Cleveland Hopkins International Airport said in a statement that it has implemented infectious disease protocols, providing employees with personal protection equipment and disinfecting “key areas” of the airport.
There are no confirmed cases of the virus in Summit County, which encompasses Akron, said Margo Erme, medical director of Summit County Public Health. The department isn’t advocating closing schools or canceling public events, she said.

School Cleaning

Some facilities aren’t taking any chances.
An Akron elementary school will remain shut until Oct. 20, the district’s superintendent said. North Canton City Schools near Akron plans to sanitize areas of Hoover High School after learning that a staff member flew from Dallas to Cleveland the day after Vinson traveled and may have used the same aircraft, the district said in a release on its website. The employee has been cleared to return to work, the district said.

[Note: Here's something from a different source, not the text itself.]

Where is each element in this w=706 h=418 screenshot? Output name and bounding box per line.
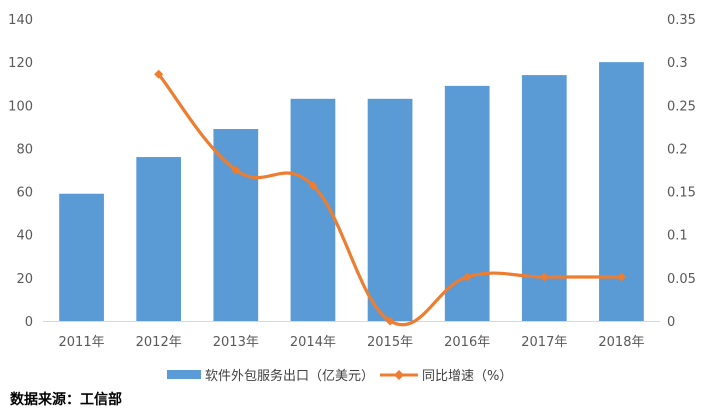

“Despite the low risk of transmission of the virus to our staff member, we are still taking the precaution of cleaning and sanitizing all areas of the school that this staff member came into contact with,” the district said.
Vinson’s condition is “stable,” according to a statement from her uncle, Lawrence Vinson, that was released through Kent State University, where three of her relatives, including her mother, work.
“Amber is a respected professional and has always had a strong passion for nursing,” according to the statement. “She followed all of the protocols necessary when treating a patient in Dallas, and right now, she’s trusting in her doctors and nurses as she is now the patient.”